Die 17-jährige Sophie M. hat in den Gesprächen mit der Therapeutin gelernt, ihre Perspektive zu verändern. Ihr wurde klar, dass sie eigentlich gar nicht weiß, wie viel die anderen lernen. Verändert hat sich auch ihr Blick auf sich selbst. Sie lernte zu akzeptieren, dass Naturwissenschaften einfach nicht ihre Stärke sind. "Jeder Mensch hat seine Schwachstellen. Die müssen nicht im schulischen Bereich liegen, das können auch Eigenschaften sein", weiß sie. Mit Sprachen zum Beispiel könne sie besser umgehen. Das Vergleichen mit anderen versucht sie, so gut es geht abzustellen. "Manchmal gelingt mir das, manchmal nicht." Sie will sich lieber auf das besinnen, was sie geschafft hat. Dazu zählt auch ihre schulische Leistung. Trotz aller Probleme steht Sophie jetzt kurz vor dem Abitur. Und darauf kann sie wirklich stolz sein.
Expertentipps: Neid nervt - was tun?
Was kannst du tun, wenn du neidisch bist und dich dabei unwohl fühlst? "Am besten darüber reden und sich zu den Gefühlen bekennen", sagt Emmeram Wolf-Ehresmann von der Erziehungs-, Jugend- und Familienberatungsstelle in Landshut.
"Wenn man sich selbst sagt: Ja, ich bin jetzt halt neidisch, ich hätte dies oder jenes auch gerne, dann verliert das Gefühl viel von seinem Schrecken", erklärt der Experte. Dann sollte man sich fragen, ob man bereit wäre, seine Freizeit zu opfern oder Geld zu investieren, um das zu haben, was der andere hat. Oft bemerke man dann, dass das nicht der Fall ist. Diese Erkenntnis verändere die Perspektive. Freunde können sich dabei gegenseitig unterstützen. Wenn du merkst, dass jemand neidisch ist, dann helfen Sätze wie "Ach, das ist doch nicht so schlimm" allerdings wenig, so der Experte.
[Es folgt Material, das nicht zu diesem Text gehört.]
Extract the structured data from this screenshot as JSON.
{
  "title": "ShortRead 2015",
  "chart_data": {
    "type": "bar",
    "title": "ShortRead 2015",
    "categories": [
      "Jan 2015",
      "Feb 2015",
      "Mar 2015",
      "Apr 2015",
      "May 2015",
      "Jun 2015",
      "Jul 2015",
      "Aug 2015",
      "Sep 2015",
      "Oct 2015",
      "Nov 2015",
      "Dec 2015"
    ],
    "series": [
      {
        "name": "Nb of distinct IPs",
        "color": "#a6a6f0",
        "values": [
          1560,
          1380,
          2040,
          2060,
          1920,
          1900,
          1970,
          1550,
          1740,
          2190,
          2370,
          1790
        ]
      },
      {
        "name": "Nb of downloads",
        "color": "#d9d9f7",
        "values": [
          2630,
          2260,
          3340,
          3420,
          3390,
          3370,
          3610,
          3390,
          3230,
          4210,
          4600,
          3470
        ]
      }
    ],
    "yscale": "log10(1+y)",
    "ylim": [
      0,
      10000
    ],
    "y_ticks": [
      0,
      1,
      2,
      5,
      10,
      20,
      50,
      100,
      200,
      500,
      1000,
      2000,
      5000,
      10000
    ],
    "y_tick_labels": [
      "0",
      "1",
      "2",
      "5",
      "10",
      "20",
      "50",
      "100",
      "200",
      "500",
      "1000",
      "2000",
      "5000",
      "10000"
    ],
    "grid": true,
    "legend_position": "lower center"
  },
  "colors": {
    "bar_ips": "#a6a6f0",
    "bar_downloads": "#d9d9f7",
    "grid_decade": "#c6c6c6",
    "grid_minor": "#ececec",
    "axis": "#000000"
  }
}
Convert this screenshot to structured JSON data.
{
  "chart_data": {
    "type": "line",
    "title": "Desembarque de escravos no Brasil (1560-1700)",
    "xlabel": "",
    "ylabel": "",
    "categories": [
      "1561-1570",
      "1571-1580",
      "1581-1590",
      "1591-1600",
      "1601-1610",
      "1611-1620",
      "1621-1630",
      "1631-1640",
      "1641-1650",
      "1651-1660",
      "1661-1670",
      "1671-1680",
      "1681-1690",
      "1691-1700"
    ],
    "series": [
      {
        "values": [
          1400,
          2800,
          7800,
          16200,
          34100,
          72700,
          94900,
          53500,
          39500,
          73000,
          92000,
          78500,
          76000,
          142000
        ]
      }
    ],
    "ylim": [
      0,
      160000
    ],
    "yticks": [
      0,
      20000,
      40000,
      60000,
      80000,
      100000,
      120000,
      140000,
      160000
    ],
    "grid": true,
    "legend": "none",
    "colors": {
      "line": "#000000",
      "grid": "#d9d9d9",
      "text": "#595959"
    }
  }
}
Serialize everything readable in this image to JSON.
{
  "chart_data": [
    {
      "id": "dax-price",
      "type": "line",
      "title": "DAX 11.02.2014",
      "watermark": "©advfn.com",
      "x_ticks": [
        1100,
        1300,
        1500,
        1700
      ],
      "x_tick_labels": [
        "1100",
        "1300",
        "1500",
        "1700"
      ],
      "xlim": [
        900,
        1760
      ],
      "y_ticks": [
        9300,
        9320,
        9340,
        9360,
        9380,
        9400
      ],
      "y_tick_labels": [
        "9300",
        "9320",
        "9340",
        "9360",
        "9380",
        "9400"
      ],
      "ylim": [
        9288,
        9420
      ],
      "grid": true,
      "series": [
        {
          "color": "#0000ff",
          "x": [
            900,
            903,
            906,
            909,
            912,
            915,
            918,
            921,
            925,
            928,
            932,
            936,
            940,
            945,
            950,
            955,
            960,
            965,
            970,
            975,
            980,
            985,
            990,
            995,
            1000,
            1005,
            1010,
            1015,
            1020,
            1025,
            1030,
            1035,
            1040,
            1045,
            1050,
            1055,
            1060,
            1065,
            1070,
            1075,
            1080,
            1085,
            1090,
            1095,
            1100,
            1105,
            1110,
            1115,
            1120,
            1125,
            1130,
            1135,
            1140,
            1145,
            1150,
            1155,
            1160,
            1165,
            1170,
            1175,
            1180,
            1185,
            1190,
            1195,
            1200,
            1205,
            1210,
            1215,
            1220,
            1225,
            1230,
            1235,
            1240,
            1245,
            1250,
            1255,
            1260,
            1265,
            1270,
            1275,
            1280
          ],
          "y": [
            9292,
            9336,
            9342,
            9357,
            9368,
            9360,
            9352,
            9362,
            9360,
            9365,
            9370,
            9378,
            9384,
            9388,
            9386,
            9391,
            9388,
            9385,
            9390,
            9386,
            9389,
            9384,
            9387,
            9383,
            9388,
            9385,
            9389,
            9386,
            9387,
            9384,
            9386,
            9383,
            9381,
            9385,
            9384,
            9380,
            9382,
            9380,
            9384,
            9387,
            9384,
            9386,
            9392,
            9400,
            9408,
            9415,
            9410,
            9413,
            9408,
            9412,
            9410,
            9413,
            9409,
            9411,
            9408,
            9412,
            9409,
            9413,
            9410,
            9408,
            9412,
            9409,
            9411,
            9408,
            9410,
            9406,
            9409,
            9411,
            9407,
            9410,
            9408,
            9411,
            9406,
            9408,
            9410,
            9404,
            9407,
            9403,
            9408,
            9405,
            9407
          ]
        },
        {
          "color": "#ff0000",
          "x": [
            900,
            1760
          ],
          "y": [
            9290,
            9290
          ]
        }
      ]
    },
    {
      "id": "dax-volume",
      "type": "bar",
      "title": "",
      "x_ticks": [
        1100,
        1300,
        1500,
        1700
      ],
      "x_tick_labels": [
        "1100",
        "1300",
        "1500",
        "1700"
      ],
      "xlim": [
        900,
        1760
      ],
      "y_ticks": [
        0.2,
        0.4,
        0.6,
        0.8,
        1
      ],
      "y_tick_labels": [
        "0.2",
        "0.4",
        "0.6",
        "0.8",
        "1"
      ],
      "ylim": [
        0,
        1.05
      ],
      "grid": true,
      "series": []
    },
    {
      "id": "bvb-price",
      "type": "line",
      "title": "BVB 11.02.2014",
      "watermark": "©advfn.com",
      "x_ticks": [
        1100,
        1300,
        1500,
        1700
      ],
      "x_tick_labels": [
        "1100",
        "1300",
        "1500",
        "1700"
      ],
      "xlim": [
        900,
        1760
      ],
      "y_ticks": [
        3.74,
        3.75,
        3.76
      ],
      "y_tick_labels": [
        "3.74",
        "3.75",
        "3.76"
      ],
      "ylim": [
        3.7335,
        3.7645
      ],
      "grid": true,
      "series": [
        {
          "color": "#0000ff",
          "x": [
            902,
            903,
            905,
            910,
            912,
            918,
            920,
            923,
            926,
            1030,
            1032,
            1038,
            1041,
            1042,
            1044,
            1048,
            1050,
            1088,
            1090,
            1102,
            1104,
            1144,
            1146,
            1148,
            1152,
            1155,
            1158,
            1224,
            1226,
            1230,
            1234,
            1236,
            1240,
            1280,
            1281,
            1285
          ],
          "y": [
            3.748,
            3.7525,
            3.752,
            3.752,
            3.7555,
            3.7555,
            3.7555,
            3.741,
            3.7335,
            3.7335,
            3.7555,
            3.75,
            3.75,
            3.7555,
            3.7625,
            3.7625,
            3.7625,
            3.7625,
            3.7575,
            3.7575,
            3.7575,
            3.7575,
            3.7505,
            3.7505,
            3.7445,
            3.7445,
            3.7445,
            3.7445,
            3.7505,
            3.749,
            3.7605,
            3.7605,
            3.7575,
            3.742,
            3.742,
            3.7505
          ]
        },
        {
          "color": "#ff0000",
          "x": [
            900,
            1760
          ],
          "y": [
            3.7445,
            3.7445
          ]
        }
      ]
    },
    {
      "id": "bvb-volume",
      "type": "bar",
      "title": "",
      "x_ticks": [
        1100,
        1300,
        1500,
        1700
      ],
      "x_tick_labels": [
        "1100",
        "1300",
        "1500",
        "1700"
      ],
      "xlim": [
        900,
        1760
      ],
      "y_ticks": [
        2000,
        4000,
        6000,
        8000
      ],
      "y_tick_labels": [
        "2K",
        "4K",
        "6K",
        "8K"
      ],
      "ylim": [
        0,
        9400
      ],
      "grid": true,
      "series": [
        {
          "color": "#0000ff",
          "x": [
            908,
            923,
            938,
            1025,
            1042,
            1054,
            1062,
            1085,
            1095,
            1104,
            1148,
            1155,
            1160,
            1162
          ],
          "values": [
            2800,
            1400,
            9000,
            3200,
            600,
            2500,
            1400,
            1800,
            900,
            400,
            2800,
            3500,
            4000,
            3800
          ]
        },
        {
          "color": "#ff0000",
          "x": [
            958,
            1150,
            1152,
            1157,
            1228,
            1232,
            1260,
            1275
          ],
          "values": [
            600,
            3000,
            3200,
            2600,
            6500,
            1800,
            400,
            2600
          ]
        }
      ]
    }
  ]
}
Wer aber zum Beispiel sagt: "Ich merke, dass das für dich gerade schwierig ist", der zeige, dass er zwar keine Lösung, aber Verständnis hat. "Da sein und zuhören reicht schon."
Betroffene, die zu sehr in der Grübelei versinken, könnten zum Beispiel etwas für ihre Selbstwirksamkeit tun. Das könne bei einem Hobby sein oder einem Treffen mit Freunden. Manchmal helfe es auch, sich ein kleines Ziel zu stecken. "So kommt man wieder in Kontakt mit sich und seinen positiven Seiten", erklärt der Pädagoge.